D.H. Lawrence’s last novel, Lady Chatterley’s Lover, written in 1928, has become as notorious from its watershed 1960 obscenity trial as for its important narrative and literary significance. The story, undoubtedly based on the author’s own experiences, concerns a young married woman, Constance, whose upper-class baronet husband, Sir Clifford Chatterley, described as a handsome, well-built man, is paralysed from the waist down because of a Great War injury. In addition to Clifford’s physical limitations, his emotional neglect of Constance forces distance between the couple. Her emotional frustration leads her into an affair with the gamekeeper, Oliver Mellors. The class difference between the couple highlights a major motif of the novel, which is the unfair dominance of intellectuals over the working class. The novel is about Constance’s realisation that she cannot live with the mind alone, but must also be alive physically.

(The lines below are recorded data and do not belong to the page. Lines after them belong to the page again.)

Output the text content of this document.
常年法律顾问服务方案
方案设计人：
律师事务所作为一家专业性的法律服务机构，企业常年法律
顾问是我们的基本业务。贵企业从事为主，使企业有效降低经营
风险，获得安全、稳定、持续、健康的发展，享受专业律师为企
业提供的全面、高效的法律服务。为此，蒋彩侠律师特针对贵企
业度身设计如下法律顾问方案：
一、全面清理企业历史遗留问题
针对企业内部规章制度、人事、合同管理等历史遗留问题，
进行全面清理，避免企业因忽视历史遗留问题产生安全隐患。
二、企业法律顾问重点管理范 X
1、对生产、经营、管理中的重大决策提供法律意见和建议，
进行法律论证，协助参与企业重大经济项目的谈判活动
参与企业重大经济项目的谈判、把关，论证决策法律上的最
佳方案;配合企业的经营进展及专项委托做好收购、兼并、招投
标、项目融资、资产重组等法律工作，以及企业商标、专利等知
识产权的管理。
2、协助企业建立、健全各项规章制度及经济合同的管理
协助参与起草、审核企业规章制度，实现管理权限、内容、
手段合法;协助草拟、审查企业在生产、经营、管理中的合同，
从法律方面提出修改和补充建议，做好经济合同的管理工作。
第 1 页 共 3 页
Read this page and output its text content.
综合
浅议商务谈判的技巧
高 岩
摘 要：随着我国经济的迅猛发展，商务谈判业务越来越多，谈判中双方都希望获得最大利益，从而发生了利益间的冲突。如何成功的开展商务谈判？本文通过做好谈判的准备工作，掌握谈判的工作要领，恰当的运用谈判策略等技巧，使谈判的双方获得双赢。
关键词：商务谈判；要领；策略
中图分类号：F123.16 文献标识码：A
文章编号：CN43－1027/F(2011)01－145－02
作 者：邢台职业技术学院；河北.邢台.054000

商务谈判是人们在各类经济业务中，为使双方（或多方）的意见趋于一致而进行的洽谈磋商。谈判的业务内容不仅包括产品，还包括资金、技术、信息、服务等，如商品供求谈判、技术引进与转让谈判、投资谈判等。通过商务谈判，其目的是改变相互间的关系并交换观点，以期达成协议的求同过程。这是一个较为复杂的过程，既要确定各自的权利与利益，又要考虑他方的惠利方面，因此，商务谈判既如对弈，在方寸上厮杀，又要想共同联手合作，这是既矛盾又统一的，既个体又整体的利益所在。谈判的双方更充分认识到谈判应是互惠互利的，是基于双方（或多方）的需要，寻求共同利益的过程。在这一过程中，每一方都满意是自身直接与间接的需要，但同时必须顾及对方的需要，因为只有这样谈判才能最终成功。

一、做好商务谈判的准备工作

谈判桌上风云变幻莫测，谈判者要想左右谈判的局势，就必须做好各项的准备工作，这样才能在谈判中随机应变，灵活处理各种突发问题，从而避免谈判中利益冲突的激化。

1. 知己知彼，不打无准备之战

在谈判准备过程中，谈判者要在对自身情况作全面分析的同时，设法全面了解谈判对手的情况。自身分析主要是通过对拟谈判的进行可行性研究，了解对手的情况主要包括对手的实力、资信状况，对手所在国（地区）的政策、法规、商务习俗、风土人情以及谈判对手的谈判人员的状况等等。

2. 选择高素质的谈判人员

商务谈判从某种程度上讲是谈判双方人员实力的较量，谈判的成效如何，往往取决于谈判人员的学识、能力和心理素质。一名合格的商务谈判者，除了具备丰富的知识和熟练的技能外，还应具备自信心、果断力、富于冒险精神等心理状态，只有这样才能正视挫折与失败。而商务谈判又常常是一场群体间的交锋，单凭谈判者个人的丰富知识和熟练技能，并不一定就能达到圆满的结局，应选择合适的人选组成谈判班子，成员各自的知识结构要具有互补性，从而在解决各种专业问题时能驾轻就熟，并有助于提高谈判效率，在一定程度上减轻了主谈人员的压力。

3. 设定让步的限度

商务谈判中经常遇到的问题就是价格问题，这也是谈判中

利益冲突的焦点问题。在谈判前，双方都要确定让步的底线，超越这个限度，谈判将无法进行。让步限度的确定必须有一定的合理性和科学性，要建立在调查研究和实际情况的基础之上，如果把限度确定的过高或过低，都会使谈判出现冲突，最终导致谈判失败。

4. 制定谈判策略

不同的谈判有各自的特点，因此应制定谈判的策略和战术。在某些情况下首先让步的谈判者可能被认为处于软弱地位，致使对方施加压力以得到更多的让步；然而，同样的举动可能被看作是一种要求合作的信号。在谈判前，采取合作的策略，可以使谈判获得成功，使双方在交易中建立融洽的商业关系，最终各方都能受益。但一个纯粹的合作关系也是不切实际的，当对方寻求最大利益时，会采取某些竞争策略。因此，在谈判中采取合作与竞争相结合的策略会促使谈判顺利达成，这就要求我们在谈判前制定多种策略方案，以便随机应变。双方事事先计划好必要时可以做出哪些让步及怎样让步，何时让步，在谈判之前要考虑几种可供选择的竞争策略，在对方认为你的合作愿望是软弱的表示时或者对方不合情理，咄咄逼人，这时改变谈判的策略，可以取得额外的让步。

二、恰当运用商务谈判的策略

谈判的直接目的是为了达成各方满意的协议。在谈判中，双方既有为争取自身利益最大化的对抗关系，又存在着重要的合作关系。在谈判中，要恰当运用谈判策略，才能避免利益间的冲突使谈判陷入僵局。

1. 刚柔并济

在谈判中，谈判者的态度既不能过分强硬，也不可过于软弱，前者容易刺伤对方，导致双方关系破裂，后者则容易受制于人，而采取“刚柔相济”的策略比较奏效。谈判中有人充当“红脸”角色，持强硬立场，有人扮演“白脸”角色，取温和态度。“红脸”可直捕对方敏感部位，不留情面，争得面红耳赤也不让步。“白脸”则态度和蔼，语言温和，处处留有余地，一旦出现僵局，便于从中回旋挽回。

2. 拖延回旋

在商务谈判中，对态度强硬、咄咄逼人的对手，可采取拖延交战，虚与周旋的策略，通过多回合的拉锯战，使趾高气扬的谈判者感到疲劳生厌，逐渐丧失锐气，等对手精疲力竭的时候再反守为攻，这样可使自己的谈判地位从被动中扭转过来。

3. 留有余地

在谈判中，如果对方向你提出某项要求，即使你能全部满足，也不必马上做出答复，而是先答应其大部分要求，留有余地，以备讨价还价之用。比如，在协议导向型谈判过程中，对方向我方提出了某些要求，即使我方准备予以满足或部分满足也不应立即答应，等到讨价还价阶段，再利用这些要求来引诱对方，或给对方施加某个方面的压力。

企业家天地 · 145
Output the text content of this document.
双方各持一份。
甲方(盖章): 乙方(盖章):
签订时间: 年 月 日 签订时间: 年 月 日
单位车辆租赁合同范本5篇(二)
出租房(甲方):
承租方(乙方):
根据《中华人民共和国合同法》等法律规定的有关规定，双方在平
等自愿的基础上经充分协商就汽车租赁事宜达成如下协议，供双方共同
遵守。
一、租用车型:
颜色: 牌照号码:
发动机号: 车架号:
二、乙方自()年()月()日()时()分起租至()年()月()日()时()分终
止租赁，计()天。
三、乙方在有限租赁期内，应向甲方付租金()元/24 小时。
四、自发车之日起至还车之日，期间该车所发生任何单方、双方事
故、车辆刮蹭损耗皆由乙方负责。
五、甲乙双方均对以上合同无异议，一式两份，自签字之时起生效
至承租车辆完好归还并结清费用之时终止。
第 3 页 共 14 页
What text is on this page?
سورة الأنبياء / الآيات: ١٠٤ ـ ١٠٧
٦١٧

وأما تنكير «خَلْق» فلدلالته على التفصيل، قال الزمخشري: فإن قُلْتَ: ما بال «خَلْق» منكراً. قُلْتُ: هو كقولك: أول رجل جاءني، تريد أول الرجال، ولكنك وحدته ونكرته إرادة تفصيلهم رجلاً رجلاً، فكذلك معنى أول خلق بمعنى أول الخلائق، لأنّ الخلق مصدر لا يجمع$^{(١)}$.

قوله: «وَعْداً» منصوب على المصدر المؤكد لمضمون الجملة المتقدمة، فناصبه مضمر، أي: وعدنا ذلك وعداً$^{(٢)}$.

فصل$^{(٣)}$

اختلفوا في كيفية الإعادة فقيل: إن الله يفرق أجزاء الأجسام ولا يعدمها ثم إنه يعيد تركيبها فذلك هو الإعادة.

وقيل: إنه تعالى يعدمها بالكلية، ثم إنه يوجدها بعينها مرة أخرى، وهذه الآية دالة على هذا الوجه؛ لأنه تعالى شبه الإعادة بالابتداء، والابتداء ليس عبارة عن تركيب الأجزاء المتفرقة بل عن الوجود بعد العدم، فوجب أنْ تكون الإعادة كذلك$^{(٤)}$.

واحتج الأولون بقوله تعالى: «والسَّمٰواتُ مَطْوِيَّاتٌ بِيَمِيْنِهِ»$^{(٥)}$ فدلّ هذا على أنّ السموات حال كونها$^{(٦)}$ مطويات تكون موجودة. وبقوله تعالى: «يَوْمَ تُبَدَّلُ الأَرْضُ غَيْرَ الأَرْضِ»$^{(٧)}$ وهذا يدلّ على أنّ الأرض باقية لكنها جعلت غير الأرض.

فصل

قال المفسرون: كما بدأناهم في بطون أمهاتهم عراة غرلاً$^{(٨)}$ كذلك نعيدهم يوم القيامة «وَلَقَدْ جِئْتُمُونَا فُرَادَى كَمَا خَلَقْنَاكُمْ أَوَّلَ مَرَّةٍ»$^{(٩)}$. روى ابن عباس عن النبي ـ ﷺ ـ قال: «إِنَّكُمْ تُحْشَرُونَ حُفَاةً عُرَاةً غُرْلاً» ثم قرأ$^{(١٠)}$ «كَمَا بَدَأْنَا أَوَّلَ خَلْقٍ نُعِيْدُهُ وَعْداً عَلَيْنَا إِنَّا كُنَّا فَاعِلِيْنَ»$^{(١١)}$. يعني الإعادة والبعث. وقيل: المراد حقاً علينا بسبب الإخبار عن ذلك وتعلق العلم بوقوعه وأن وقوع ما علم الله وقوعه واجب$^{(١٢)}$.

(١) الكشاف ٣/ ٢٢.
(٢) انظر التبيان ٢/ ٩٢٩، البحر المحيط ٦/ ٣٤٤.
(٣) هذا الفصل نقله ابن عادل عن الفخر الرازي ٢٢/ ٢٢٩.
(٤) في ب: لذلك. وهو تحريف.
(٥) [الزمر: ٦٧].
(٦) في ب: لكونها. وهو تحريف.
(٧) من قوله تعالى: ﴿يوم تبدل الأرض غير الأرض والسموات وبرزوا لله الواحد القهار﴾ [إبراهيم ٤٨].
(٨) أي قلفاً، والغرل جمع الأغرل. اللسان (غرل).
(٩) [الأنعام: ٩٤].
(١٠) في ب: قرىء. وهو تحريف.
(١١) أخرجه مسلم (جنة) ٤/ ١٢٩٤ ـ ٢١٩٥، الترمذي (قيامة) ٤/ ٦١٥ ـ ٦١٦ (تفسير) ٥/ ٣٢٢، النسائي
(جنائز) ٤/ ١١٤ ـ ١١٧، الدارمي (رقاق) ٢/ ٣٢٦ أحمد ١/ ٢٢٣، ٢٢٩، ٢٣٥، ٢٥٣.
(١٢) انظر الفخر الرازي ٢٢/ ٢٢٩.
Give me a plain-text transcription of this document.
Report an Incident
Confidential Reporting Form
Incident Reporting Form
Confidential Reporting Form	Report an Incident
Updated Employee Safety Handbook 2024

Though only published clandestinely in English in a version published in Italy, Lady Chatterley was published in French translation just a year after its first appearance, and the excellent translation by Annie Brierre has remained in print ever since. Several illustrated editions exist, including one with a rather crude set of illustrations by Edouard Chimot, but this version with sensitive and well-imagined drawings by André Collot captures the sense of the narrative well, even if some of the landscapes are decidedly French rather than Nottinghamshire.
The Collot-illustrated edition of Lady Chatterley was published by Deux-Rives, in a limited numbered edition of 1,000 copies.